If a pharmaceutical company develops a drug that doesn’t make it through the trial process, it represents a huge drain on both time and financial resources. The industry needs to focus on developing drugs that are truly meaningful, with proven medical value.

In particular, over the last few years combination molecules have played an increasing role in oncology therapies, and this research becomes even more complicated as it includes multiple drugs and a significant number of possibilities. Companies need to know early in the game which combinations are worth pursuing so they don’t inadvertently waste resources on a drug with a medical value that cannot be proven. Tissue phenomics can play an important role in this regard. Tissue phenomics enables researchers to conduct experiments that aren’t possible through visual tissue inspection or genomics alone, make better predictions about treatments and outcomes, and finally see in early phases which combinations are promising, have a high potential for success, and should be moved through the pipeline.

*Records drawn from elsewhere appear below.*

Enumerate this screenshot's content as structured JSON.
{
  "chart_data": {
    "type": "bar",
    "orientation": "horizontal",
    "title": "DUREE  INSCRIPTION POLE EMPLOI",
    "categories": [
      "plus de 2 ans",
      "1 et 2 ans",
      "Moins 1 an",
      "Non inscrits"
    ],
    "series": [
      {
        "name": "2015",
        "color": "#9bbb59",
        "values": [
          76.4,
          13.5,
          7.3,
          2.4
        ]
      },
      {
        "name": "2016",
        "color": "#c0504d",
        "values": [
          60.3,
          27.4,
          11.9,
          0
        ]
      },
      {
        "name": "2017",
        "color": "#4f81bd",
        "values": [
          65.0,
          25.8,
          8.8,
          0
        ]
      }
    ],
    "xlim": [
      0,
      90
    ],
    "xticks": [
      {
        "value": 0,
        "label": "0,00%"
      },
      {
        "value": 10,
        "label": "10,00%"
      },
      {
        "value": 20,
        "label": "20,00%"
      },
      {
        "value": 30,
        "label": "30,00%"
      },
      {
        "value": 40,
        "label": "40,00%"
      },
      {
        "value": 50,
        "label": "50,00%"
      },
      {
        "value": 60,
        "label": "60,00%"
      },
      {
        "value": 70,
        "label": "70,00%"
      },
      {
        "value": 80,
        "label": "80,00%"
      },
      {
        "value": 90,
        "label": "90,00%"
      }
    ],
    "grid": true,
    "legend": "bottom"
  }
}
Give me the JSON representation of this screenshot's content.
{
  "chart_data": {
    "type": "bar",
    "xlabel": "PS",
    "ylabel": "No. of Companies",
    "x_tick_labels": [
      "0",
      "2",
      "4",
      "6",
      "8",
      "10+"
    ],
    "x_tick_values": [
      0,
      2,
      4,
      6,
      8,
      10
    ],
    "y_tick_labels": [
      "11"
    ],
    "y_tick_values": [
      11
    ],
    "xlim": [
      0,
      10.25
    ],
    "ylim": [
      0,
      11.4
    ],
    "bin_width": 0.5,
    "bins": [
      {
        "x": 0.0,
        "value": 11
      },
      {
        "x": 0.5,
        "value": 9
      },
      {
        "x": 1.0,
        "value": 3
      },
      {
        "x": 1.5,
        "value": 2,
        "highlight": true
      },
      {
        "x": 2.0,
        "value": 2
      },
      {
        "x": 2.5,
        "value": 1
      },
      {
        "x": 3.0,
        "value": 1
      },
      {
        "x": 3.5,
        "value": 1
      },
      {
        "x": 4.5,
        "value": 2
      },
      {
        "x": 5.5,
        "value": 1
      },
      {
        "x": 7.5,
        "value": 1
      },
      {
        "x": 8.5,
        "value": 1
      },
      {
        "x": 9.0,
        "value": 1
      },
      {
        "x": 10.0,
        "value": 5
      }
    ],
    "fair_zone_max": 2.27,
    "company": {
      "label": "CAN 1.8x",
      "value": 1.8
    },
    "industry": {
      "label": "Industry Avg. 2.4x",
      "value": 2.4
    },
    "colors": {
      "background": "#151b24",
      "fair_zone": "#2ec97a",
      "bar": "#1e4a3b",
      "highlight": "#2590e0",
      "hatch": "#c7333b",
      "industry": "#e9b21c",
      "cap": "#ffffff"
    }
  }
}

A dual use of both genomics and tissue phenomics, combined with a big data approach, will support personalized drug development and help reach the ultimate goal of significantly impacting patient lives.

A Shift Is On The Horizon

More companies and researchers are working with a combination of genomic and tissue data every day, and as their breakthroughs and success stories travel, it will change how these companies approach the process of drug discovery and development. Having these powerful tools in hand can speed up drug R&D and make it more successful, and the excitement around the possibilities is building. A shift in the way drugs are developed is happening now. If 2014 was the year of genomics, 2015 will be the year of tissue phenomics.

About The Author

Dr. Gerd Binnig is Founder and Chief Technology Officer of Definiens, a provider of image analysis and data mining solutions for tissue diagnostics and clinical digital pathology. He is also a member of the Executive Board. Dr. Binnig was awarded the Nobel Prize in Physics for his work in scanning tunneling microscopy. He has more than 30 years experience in the physics community and developed Definiens’ patented Cognition Network Technology.